A: Many married couples mistakenly believe that it is not necessary to make Wills as the other will automatically inherit the entirety of the estate when one dies. However, many are surprised to learn that this is not necessarily the case when people die without a valid Will, i.e. intestate.
Dying intestate means you have no say in what happens to your estate and the 'Rules of Intestacy' will divide it in a pre-determined way. People whom you may not wish to benefit could do so and the disposal of your estate may not be carried out in the most tax-efficient way.
If you die intestate and there are surviving children, grandchildren or great grandchildren and your estate is valued at more than £250,000, then your surviving spouse or civil partner will inherit all your personal property and belongings, the first £250,000 of your estate and just half of your remaining estate. Even if a couple own their house jointly, when one dies the other’s right to inherit the property in entirety will depend on whether the property is owned as beneficial joint tenants or as tenants in common.
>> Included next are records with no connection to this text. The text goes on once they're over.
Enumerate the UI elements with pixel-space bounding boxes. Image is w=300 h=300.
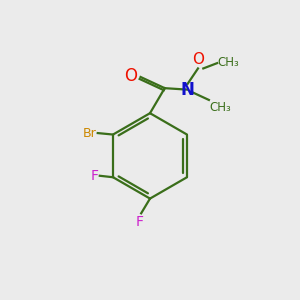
Text: N: N [181, 81, 195, 99]
Text: O: O [124, 67, 137, 85]
Text: F: F [136, 215, 144, 229]
Text: CH₃: CH₃ [209, 100, 231, 113]
Text: O: O [192, 52, 204, 67]
Text: CH₃: CH₃ [218, 56, 239, 69]
Text: Br: Br [82, 127, 96, 140]
Text: F: F [90, 169, 98, 183]
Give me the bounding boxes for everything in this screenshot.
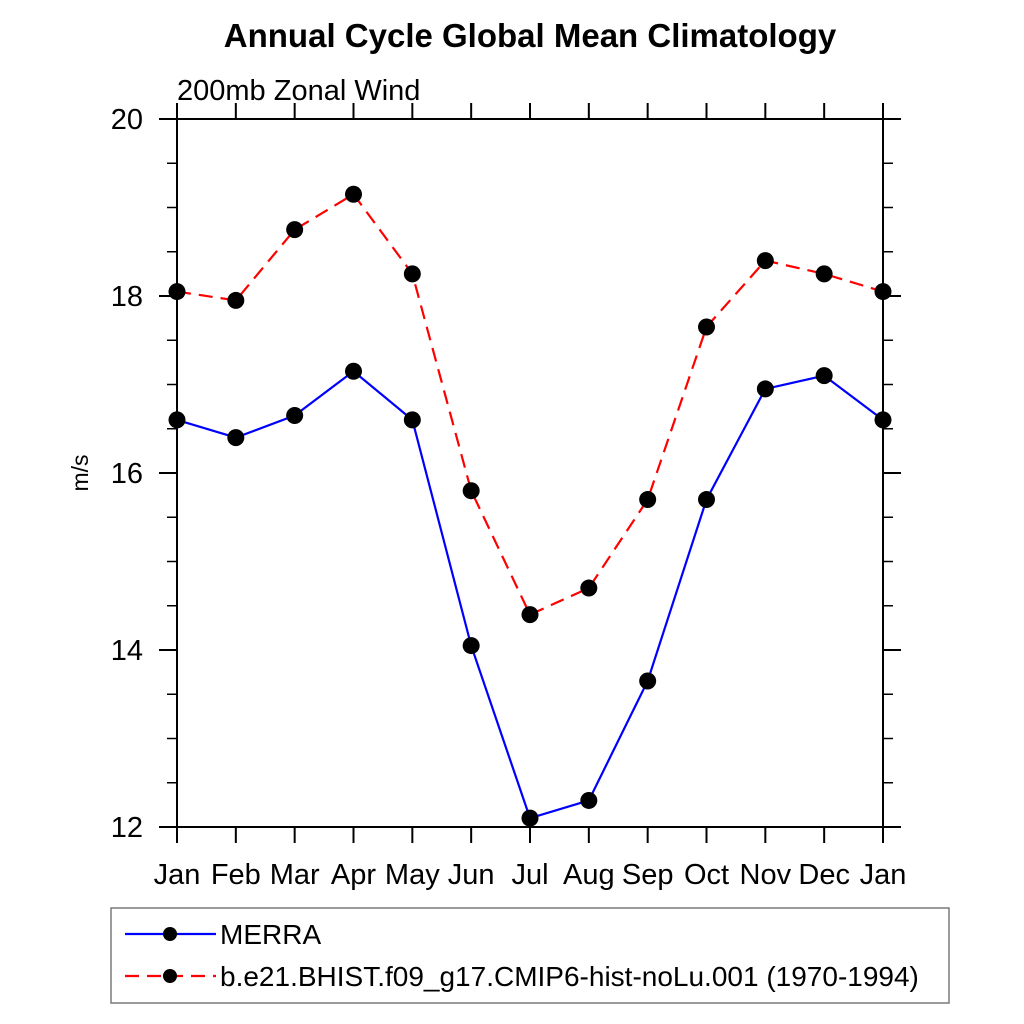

Without a Will, spouses, partners, children or step-children do not automatically inherit an estate. The same applies to couples in a civil partnership or who live together without any formal arrangement. So having a Will is one of the most important things you can do for yourself and your family. Further, having it drawn up by a professionally trained solicitor is the only way to avoid mistakes or lack of clarity that could make your Will invalid.